Asylanerkennung für aktives Mitglied des Nationalen Widerstandsrats Iran.

 

Schlagwörter: Iran, Volksmudjaheddin, Nationaler Widerstandsrat Iran, exilpolitische Betätigung, Mitglieder, subjektive Nachfluchtgründe, Überwachung im Aufnahmeland, Oppositionelle
Normen: GG Art. 16a Abs. 1; AsylVfG § 28 Abs. 1
Auszüge:

Asylanerkennung für aktives Mitglied des Nationalen Widerstandsrats Iran.

(Leitsatz der Redaktion)

 

Die Berufung ist begründet.

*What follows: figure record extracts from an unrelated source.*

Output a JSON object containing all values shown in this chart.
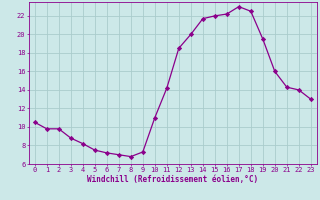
{
  "x": [
    0,
    1,
    2,
    3,
    4,
    5,
    6,
    7,
    8,
    9,
    10,
    11,
    12,
    13,
    14,
    15,
    16,
    17,
    18,
    19,
    20,
    21,
    22,
    23
  ],
  "y": [
    10.5,
    9.8,
    9.8,
    8.8,
    8.2,
    7.5,
    7.2,
    7.0,
    6.8,
    7.3,
    11.0,
    14.2,
    18.5,
    20.0,
    21.7,
    22.0,
    22.2,
    23.0,
    22.5,
    19.5,
    16.0,
    14.3,
    14.0,
    13.0
  ],
  "line_color": "#8b008b",
  "marker": "D",
  "marker_size": 2.2,
  "bg_color": "#cce8e8",
  "grid_color": "#aacccc",
  "xlabel": "Windchill (Refroidissement éolien,°C)",
  "xlim": [
    -0.5,
    23.5
  ],
  "ylim": [
    6,
    23.5
  ],
  "yticks": [
    6,
    8,
    10,
    12,
    14,
    16,
    18,
    20,
    22
  ],
  "xticks": [
    0,
    1,
    2,
    3,
    4,
    5,
    6,
    7,
    8,
    9,
    10,
    11,
    12,
    13,
    14,
    15,
    16,
    17,
    18,
    19,
    20,
    21,
    22,
    23
  ],
  "tick_color": "#8b008b",
  "label_color": "#8b008b",
  "axis_color": "#8b008b",
  "tick_fontsize": 5.0,
  "xlabel_fontsize": 5.5
}
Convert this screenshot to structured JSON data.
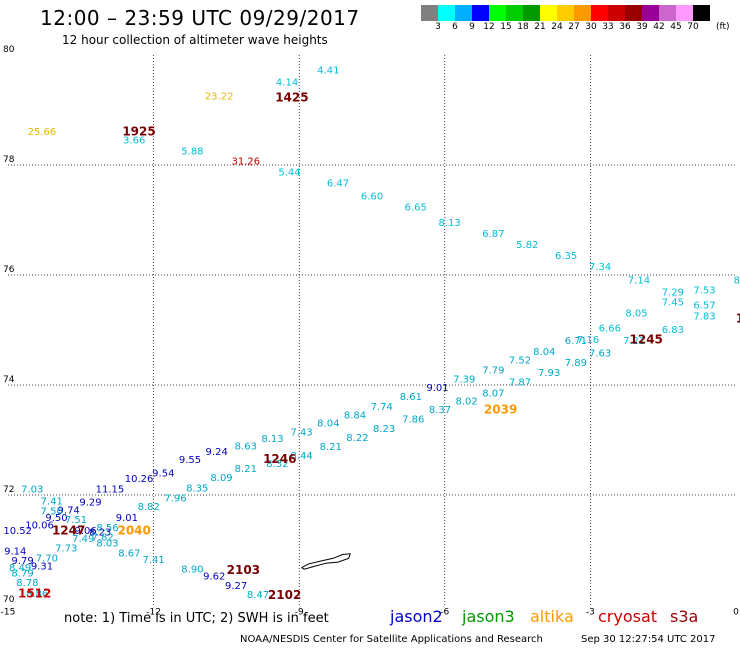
{
  "header": {
    "title": "12:00 – 23:59 UTC 09/29/2017",
    "subtitle": "12 hour collection of altimeter wave heights"
  },
  "colorbar": {
    "colors": [
      "#808080",
      "#00ffff",
      "#00b0ff",
      "#0000ff",
      "#00ff00",
      "#00cc00",
      "#009900",
      "#ffff00",
      "#ffcc00",
      "#ff9900",
      "#ff0000",
      "#cc0000",
      "#990000",
      "#990099",
      "#cc66cc",
      "#ff99ff",
      "#000000"
    ],
    "labels": [
      "3",
      "6",
      "9",
      "12",
      "15",
      "18",
      "21",
      "24",
      "27",
      "30",
      "33",
      "36",
      "39",
      "42",
      "45",
      "70"
    ],
    "unit": "(ft)"
  },
  "footer": {
    "note": "note: 1) Time is in UTC; 2) SWH is in feet",
    "legend": [
      {
        "name": "jason2",
        "color": "#0000cc"
      },
      {
        "name": "jason3",
        "color": "#009900"
      },
      {
        "name": "altika",
        "color": "#ff9900"
      },
      {
        "name": "cryosat",
        "color": "#cc0000"
      },
      {
        "name": "s3a",
        "color": "#990000"
      }
    ],
    "credit": "NOAA/NESDIS Center for Satellite Applications and Research",
    "timestamp": "Sep 30 12:27:54 UTC 2017"
  },
  "chart_data": {
    "type": "scatter",
    "title": "12:00 – 23:59 UTC 09/29/2017",
    "xlim": [
      -15,
      0
    ],
    "ylim": [
      70,
      80
    ],
    "x_ticks": [
      "-15",
      "-12",
      "-9",
      "-6",
      "-3",
      "0"
    ],
    "y_ticks": [
      "70",
      "72",
      "74",
      "76",
      "78",
      "80"
    ],
    "grid": true,
    "colors": {
      "cyan": "#00bfd8",
      "teal": "#00a8c8",
      "blue": "#0000bb",
      "orange": "#ff9900",
      "red": "#cc0000",
      "maroon": "#770000",
      "yellow": "#e8b800"
    },
    "swh_labels": [
      {
        "x": -8.4,
        "y": 79.72,
        "text": "4.41",
        "c": "cyan"
      },
      {
        "x": -9.25,
        "y": 79.5,
        "text": "4.14",
        "c": "cyan"
      },
      {
        "x": -10.65,
        "y": 79.25,
        "text": "23.22",
        "c": "yellow"
      },
      {
        "x": -14.3,
        "y": 78.6,
        "text": "25.66",
        "c": "yellow"
      },
      {
        "x": -12.4,
        "y": 78.45,
        "text": "3.66",
        "c": "cyan"
      },
      {
        "x": -11.2,
        "y": 78.25,
        "text": "5.88",
        "c": "cyan"
      },
      {
        "x": -10.1,
        "y": 78.06,
        "text": "31.26",
        "c": "red"
      },
      {
        "x": -9.2,
        "y": 77.86,
        "text": "5.44",
        "c": "cyan"
      },
      {
        "x": -8.2,
        "y": 77.66,
        "text": "6.47",
        "c": "cyan"
      },
      {
        "x": -7.5,
        "y": 77.43,
        "text": "6.60",
        "c": "cyan"
      },
      {
        "x": -6.6,
        "y": 77.23,
        "text": "6.65",
        "c": "cyan"
      },
      {
        "x": -5.9,
        "y": 76.95,
        "text": "8.13",
        "c": "cyan"
      },
      {
        "x": -5.0,
        "y": 76.75,
        "text": "6.87",
        "c": "cyan"
      },
      {
        "x": -4.3,
        "y": 76.55,
        "text": "5.82",
        "c": "cyan"
      },
      {
        "x": -3.5,
        "y": 76.35,
        "text": "6.35",
        "c": "cyan"
      },
      {
        "x": -2.8,
        "y": 76.15,
        "text": "7.34",
        "c": "cyan"
      },
      {
        "x": -2.0,
        "y": 75.9,
        "text": "7.14",
        "c": "cyan"
      },
      {
        "x": -1.3,
        "y": 75.68,
        "text": "7.29",
        "c": "cyan"
      },
      {
        "x": -0.65,
        "y": 75.72,
        "text": "7.53",
        "c": "cyan"
      },
      {
        "x": 0.05,
        "y": 75.9,
        "text": "8.",
        "c": "cyan"
      },
      {
        "x": -1.3,
        "y": 75.5,
        "text": "7.45",
        "c": "cyan"
      },
      {
        "x": -0.65,
        "y": 75.45,
        "text": "6.57",
        "c": "cyan"
      },
      {
        "x": -2.05,
        "y": 75.3,
        "text": "8.05",
        "c": "cyan"
      },
      {
        "x": -0.65,
        "y": 75.25,
        "text": "7.83",
        "c": "cyan"
      },
      {
        "x": -2.6,
        "y": 75.03,
        "text": "6.66",
        "c": "cyan"
      },
      {
        "x": -1.3,
        "y": 75.0,
        "text": "6.83",
        "c": "cyan"
      },
      {
        "x": -3.05,
        "y": 74.82,
        "text": "7.16",
        "c": "cyan"
      },
      {
        "x": -3.3,
        "y": 74.8,
        "text": "6.71",
        "c": "teal"
      },
      {
        "x": -2.1,
        "y": 74.8,
        "text": "7.21",
        "c": "cyan"
      },
      {
        "x": -3.95,
        "y": 74.6,
        "text": "8.04",
        "c": "teal"
      },
      {
        "x": -2.8,
        "y": 74.57,
        "text": "7.63",
        "c": "teal"
      },
      {
        "x": -4.45,
        "y": 74.45,
        "text": "7.52",
        "c": "teal"
      },
      {
        "x": -3.3,
        "y": 74.4,
        "text": "7.89",
        "c": "teal"
      },
      {
        "x": -5.0,
        "y": 74.26,
        "text": "7.79",
        "c": "teal"
      },
      {
        "x": -3.85,
        "y": 74.22,
        "text": "7.93",
        "c": "teal"
      },
      {
        "x": -5.6,
        "y": 74.1,
        "text": "7.39",
        "c": "teal"
      },
      {
        "x": -4.45,
        "y": 74.05,
        "text": "7.87",
        "c": "teal"
      },
      {
        "x": -6.15,
        "y": 73.95,
        "text": "9.01",
        "c": "blue"
      },
      {
        "x": -5.0,
        "y": 73.85,
        "text": "8.07",
        "c": "teal"
      },
      {
        "x": -6.7,
        "y": 73.78,
        "text": "8.61",
        "c": "teal"
      },
      {
        "x": -5.55,
        "y": 73.7,
        "text": "8.02",
        "c": "teal"
      },
      {
        "x": -7.3,
        "y": 73.6,
        "text": "7.74",
        "c": "teal"
      },
      {
        "x": -6.1,
        "y": 73.55,
        "text": "8.37",
        "c": "teal"
      },
      {
        "x": -7.85,
        "y": 73.45,
        "text": "8.84",
        "c": "teal"
      },
      {
        "x": -6.65,
        "y": 73.37,
        "text": "7.86",
        "c": "teal"
      },
      {
        "x": -8.4,
        "y": 73.3,
        "text": "8.04",
        "c": "teal"
      },
      {
        "x": -7.25,
        "y": 73.2,
        "text": "8.23",
        "c": "teal"
      },
      {
        "x": -8.95,
        "y": 73.14,
        "text": "7.43",
        "c": "teal"
      },
      {
        "x": -7.8,
        "y": 73.04,
        "text": "8.22",
        "c": "teal"
      },
      {
        "x": -9.55,
        "y": 73.02,
        "text": "8.13",
        "c": "teal"
      },
      {
        "x": -8.35,
        "y": 72.87,
        "text": "8.21",
        "c": "teal"
      },
      {
        "x": -10.1,
        "y": 72.88,
        "text": "8.63",
        "c": "teal"
      },
      {
        "x": -8.95,
        "y": 72.71,
        "text": "8.44",
        "c": "teal"
      },
      {
        "x": -10.7,
        "y": 72.78,
        "text": "9.24",
        "c": "blue"
      },
      {
        "x": -9.45,
        "y": 72.56,
        "text": "8.32",
        "c": "teal"
      },
      {
        "x": -11.25,
        "y": 72.64,
        "text": "9.55",
        "c": "blue"
      },
      {
        "x": -10.1,
        "y": 72.47,
        "text": "8.21",
        "c": "teal"
      },
      {
        "x": -10.6,
        "y": 72.31,
        "text": "8.09",
        "c": "teal"
      },
      {
        "x": -11.8,
        "y": 72.39,
        "text": "9.54",
        "c": "blue"
      },
      {
        "x": -11.1,
        "y": 72.12,
        "text": "8.35",
        "c": "teal"
      },
      {
        "x": -12.3,
        "y": 72.29,
        "text": "10.26",
        "c": "blue"
      },
      {
        "x": -11.55,
        "y": 71.94,
        "text": "7.96",
        "c": "teal"
      },
      {
        "x": -12.9,
        "y": 72.1,
        "text": "11.15",
        "c": "blue"
      },
      {
        "x": -12.1,
        "y": 71.78,
        "text": "8.82",
        "c": "teal"
      },
      {
        "x": -13.3,
        "y": 71.86,
        "text": "9.29",
        "c": "blue"
      },
      {
        "x": -12.55,
        "y": 71.58,
        "text": "9.01",
        "c": "blue"
      },
      {
        "x": -14.5,
        "y": 72.1,
        "text": "7.03",
        "c": "teal"
      },
      {
        "x": -14.1,
        "y": 71.88,
        "text": "7.41",
        "c": "teal"
      },
      {
        "x": -13.75,
        "y": 71.72,
        "text": "9.74",
        "c": "blue"
      },
      {
        "x": -14.1,
        "y": 71.7,
        "text": "7.50",
        "c": "teal"
      },
      {
        "x": -14.0,
        "y": 71.58,
        "text": "9.50",
        "c": "blue"
      },
      {
        "x": -13.6,
        "y": 71.55,
        "text": "7.51",
        "c": "teal"
      },
      {
        "x": -14.35,
        "y": 71.45,
        "text": "10.06",
        "c": "blue"
      },
      {
        "x": -12.95,
        "y": 71.4,
        "text": "8.56",
        "c": "teal"
      },
      {
        "x": -13.4,
        "y": 71.35,
        "text": "9.06",
        "c": "blue"
      },
      {
        "x": -14.8,
        "y": 71.35,
        "text": "10.52",
        "c": "blue"
      },
      {
        "x": -13.1,
        "y": 71.32,
        "text": "8.23",
        "c": "blue"
      },
      {
        "x": -13.45,
        "y": 71.2,
        "text": "7.49",
        "c": "teal"
      },
      {
        "x": -13.05,
        "y": 71.23,
        "text": "7.82",
        "c": "teal"
      },
      {
        "x": -12.95,
        "y": 71.12,
        "text": "8.03",
        "c": "teal"
      },
      {
        "x": -13.8,
        "y": 71.03,
        "text": "7.73",
        "c": "teal"
      },
      {
        "x": -12.5,
        "y": 70.94,
        "text": "8.67",
        "c": "teal"
      },
      {
        "x": -14.2,
        "y": 70.85,
        "text": "7.70",
        "c": "teal"
      },
      {
        "x": -12.0,
        "y": 70.82,
        "text": "7.41",
        "c": "teal"
      },
      {
        "x": -14.85,
        "y": 70.97,
        "text": "9.14",
        "c": "blue"
      },
      {
        "x": -14.7,
        "y": 70.8,
        "text": "9.79",
        "c": "blue"
      },
      {
        "x": -14.3,
        "y": 70.7,
        "text": "9.31",
        "c": "blue"
      },
      {
        "x": -14.75,
        "y": 70.67,
        "text": "8.49",
        "c": "teal"
      },
      {
        "x": -14.7,
        "y": 70.57,
        "text": "8.79",
        "c": "teal"
      },
      {
        "x": -11.2,
        "y": 70.65,
        "text": "8.90",
        "c": "teal"
      },
      {
        "x": -10.75,
        "y": 70.52,
        "text": "9.62",
        "c": "blue"
      },
      {
        "x": -14.6,
        "y": 70.4,
        "text": "8.78",
        "c": "teal"
      },
      {
        "x": -10.3,
        "y": 70.35,
        "text": "9.27",
        "c": "blue"
      },
      {
        "x": -14.4,
        "y": 70.2,
        "text": "8.86",
        "c": "teal"
      },
      {
        "x": -9.85,
        "y": 70.18,
        "text": "8.47",
        "c": "teal"
      }
    ],
    "time_labels": [
      {
        "x": -9.15,
        "y": 79.22,
        "text": "1425",
        "c": "maroon"
      },
      {
        "x": -12.3,
        "y": 78.6,
        "text": "1925",
        "c": "maroon"
      },
      {
        "x": -1.85,
        "y": 74.82,
        "text": "1245",
        "c": "maroon"
      },
      {
        "x": -4.85,
        "y": 73.55,
        "text": "2039",
        "c": "orange"
      },
      {
        "x": -9.4,
        "y": 72.65,
        "text": "1246",
        "c": "maroon"
      },
      {
        "x": -13.75,
        "y": 71.35,
        "text": "1247",
        "c": "maroon"
      },
      {
        "x": -12.4,
        "y": 71.35,
        "text": "2040",
        "c": "orange"
      },
      {
        "x": -14.45,
        "y": 70.2,
        "text": "1512",
        "c": "red"
      },
      {
        "x": -10.15,
        "y": 70.63,
        "text": "2103",
        "c": "maroon"
      },
      {
        "x": -9.3,
        "y": 70.17,
        "text": "2102",
        "c": "maroon"
      },
      {
        "x": 0.08,
        "y": 75.2,
        "text": "1",
        "c": "maroon"
      }
    ],
    "coastline": [
      [
        -8.95,
        70.68
      ],
      [
        -8.8,
        70.75
      ],
      [
        -8.55,
        70.8
      ],
      [
        -8.3,
        70.85
      ],
      [
        -8.1,
        70.92
      ],
      [
        -7.95,
        70.93
      ],
      [
        -7.98,
        70.85
      ],
      [
        -8.2,
        70.78
      ],
      [
        -8.45,
        70.76
      ],
      [
        -8.7,
        70.7
      ],
      [
        -8.9,
        70.65
      ],
      [
        -8.95,
        70.68
      ]
    ]
  }
}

Dem Kläger steht auf der Grundlage des Art. 16 a Abs. 1 GG ein Anspruch auf Anerkennung als Asylberechtigter zu. Ihm droht wegen seiner - auch für das Asylgrundrecht des Art. 16 a Abs. 1 GG beachtlichen - exilpolitischen Betätigung für die Volksmudjaheddin bei Rückkehr in den Iran mit beachtlicher Wahrscheinlichkeit politische Verfolgung.

Sein Asylanspruch gründet sich auf das Vorliegen beachtlicher subjektiver Nachfluchtgründe.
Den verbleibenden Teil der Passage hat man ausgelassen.